If you took a chance on starting your own company or moving to a different industry or handling a project outside your normal skill set—and failed or were fired—you have to focus on recovery, both in life and in your resume. In the course of my own career, I have found myself working at incompatible companies and I have made major changes in career goals. I know failure is hard.
How do you handle failure on your resume?
First, focus on that good news. You started your own company and kept your skills fresh. You took a chance when others wouldn’t. You tried something new. That shows initiative, courage and accountability. Or maybe you were fired because you took chances you should not have taken or failed to follow through. The fact that a lesson was learned is also valuable.
Second and most important, you likely had some successes even if you currently think you failed. If you started your own company, did you earn some income, set up the corporate governance, set up a website, hire staff, develop a new product, or have some other successes? If let go or fired from a company, did you succeed for years, was the “failure” a change of culture or management, did you have an outside event that caused you not to succeed?

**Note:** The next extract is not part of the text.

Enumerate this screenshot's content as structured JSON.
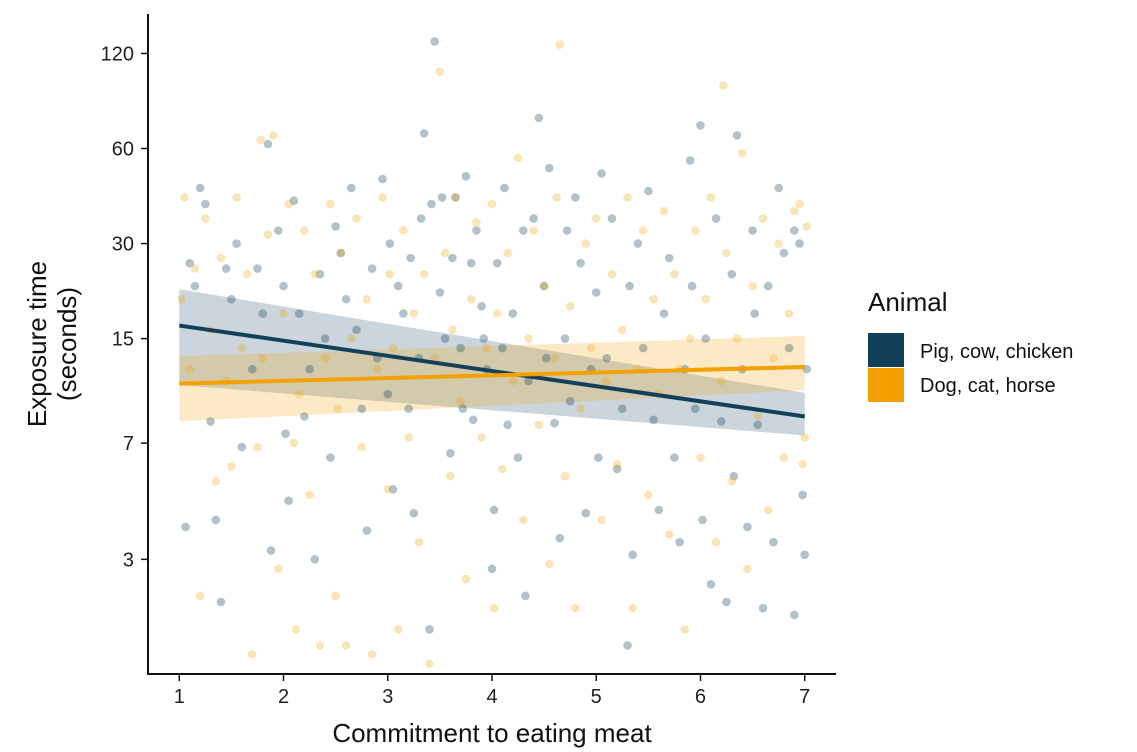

Third, keep in mind that several of the current candidates for President of the United States suffered failure during their careers, including bankruptcy, firing and dismissal. You are not alone. Consider your moment of failure an opportunity to evaluate where you want to go in your career. When you set a goal and work toward it, failure becomes a minor blip in the road. Most people who are successful first fail. Failure is just a step toward learning what you need to do next.
Fourth, give a professional resume writer a chance to work with your resume. Maybe you need a section that highlights your past achievements before delving into your present lack of a job. Maybe you need to reframe a layoff with a brief explanation such as “company closed” or “multiple rounds of downsizing.” Professional resume writers have strategies for dealing with awkward career facts.
Fifth, take a good look at your resume before the failure. Remind yourself of past achievements and accomplishments. You are greater than your current situation.
Sixth, view your failure as a success. By failing, you are now no longer in the situation that probably was causing you stress and angst. In many cases, being forced to leave a situation can put you on the path towards success – just the boost you needed to move forward in your life and your career. Instead of looking it as a failure, do a paradigm shift and look at this as the next stepping stone in your career.